Barbados-Black-Belly-Sheep Our breed is the Barbados Black Belly Sheep that was originally from Africa and brought to Barbados by the British colonizers.

In the July Building weekend 2018 we started the sheep production at RVA for real and now we have developed a system of raising sheep while also growing fruit trees on the same area of nearly two hectares of land – a so-called silvopastoral system (forest + pasture).

We are using Allan Savory's grazing method, the holistic land management system, where you control the size of a herd and the time it can graze on a specific area. We divided the land into four parts, and built a shelter in the middle with four gates. Each gate gives access to one acre of land, about 0.4 hectare. Only one gate is open at a time. Every three weeks, a new gate is opened and the old one closed. After the animals have grazed through all four areas, they come back to the first area, which has then had nine weeks of rest. This gives time for the pasture to regenerate. Intestinal worms, which come out with the sheep manure, have died and will not reenter their bodies through grazing.

The sheep spend the night in the shelter that has a wooden floor elevated 60 cm from the ground. We can then collect the sheep manure from under the floor and use this to fertilize the fruit trees. Rainwater is collected from the shelter roof and used daily to fill up the drinking buckets (it rains a lot on St. Vincent). Later this year we will install a solar pump to make the watering automatic.

Our breed is the Barbados Black Belly Sheep that was originally from Africa and brought to Barbados by the British colonizers together with the enslaved people from West Africa.

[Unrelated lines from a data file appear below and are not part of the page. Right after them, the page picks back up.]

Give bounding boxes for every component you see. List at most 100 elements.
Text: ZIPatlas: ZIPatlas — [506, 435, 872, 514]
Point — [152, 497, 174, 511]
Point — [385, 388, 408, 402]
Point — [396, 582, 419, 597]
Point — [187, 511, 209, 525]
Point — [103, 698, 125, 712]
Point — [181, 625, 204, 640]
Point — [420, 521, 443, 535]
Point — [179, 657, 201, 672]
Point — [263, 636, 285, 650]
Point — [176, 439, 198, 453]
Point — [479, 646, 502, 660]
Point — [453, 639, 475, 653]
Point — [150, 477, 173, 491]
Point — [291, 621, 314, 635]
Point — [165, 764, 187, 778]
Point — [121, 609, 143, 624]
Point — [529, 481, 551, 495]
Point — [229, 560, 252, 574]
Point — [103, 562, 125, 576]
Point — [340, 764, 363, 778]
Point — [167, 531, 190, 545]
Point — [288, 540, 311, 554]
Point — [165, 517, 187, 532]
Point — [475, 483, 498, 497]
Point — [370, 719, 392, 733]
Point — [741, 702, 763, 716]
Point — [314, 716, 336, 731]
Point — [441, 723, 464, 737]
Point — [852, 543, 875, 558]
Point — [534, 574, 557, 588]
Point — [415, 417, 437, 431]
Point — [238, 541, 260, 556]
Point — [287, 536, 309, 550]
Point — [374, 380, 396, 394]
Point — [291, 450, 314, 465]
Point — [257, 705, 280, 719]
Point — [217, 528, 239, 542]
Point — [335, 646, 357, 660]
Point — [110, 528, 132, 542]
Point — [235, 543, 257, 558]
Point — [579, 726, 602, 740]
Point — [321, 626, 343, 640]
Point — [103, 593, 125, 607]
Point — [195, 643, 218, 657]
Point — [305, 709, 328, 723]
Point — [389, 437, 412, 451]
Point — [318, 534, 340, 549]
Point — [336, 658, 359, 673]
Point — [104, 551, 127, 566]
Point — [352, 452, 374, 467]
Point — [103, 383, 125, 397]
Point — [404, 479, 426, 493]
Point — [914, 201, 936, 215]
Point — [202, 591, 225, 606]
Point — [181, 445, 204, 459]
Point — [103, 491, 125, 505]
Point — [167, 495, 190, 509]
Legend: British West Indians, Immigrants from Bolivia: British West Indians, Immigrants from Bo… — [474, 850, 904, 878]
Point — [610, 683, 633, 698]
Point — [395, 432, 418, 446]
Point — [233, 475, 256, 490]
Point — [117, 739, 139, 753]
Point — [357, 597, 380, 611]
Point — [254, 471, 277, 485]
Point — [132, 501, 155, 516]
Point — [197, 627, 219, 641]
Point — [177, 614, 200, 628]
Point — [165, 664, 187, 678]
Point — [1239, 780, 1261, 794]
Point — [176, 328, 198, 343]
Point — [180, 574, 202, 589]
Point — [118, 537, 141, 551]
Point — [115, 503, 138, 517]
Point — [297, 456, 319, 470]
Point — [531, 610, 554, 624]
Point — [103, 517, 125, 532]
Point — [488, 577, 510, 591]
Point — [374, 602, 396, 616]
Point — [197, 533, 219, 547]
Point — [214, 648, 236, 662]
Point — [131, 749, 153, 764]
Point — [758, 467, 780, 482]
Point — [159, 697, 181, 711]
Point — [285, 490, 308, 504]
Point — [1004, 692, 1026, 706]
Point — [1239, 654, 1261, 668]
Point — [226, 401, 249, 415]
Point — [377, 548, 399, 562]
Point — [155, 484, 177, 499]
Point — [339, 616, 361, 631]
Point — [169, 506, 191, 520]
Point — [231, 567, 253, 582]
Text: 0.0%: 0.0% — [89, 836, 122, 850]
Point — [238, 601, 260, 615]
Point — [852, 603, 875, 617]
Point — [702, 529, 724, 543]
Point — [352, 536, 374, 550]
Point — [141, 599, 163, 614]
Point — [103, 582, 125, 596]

The British had discovered that the tropical environment with heat, humidity and parasites is not good for the European sheep with their thick wool, whereas the African sheep did very well. Our aim is to have a herd of 40 heads, and so far we have 16 (February 2021)

By now we have planted about 300 trees of species that the sheep do not eat or destroy. The trees are soursop trees and akee trees. We plan to also plant avocado trees. Soursop is a very delicious fruit and the leaves have some strong anti-cancer properties. You can powder of the leaves in health shops. The akee trees have fruits with seeds that have lots of good fats and proteins. The akee is typically used as a substitute for meat as its texture are similar to meat or fried egg. Avocados are well known for the healthy oils and many uses in recipes.

The sheep meat is, of course, also healthy food – especially when it comes from grass fed, organic sheep. Meat from such animals contain up to 25 percent more of the very important omega-3 acids than conventionally raised animals.
This silvopastoral model does not require much labor. The sheep ensure that the grass does not grow high under the trees, and they do much of the fertilizing. Like the systems we have described previously, our forest garden or that of letting the passionfruit grow on other trees, silvopasture copies natural systems. In this case we combine production of fodder, production of meat and production of fruit, and when this is managed systematically, each production will benefit the other two. The grass provides food, secures against erosion and builds up a fertile soil.

the fields

The fruit trees provide shade, reduces strong winds and bring up nutrients from deeper down in the ground. The sheep provide fertilizer and keep the grass growing optimally by grazing and trampling. Finally, the whole system will store ever increasing amounts of carbon in the soil.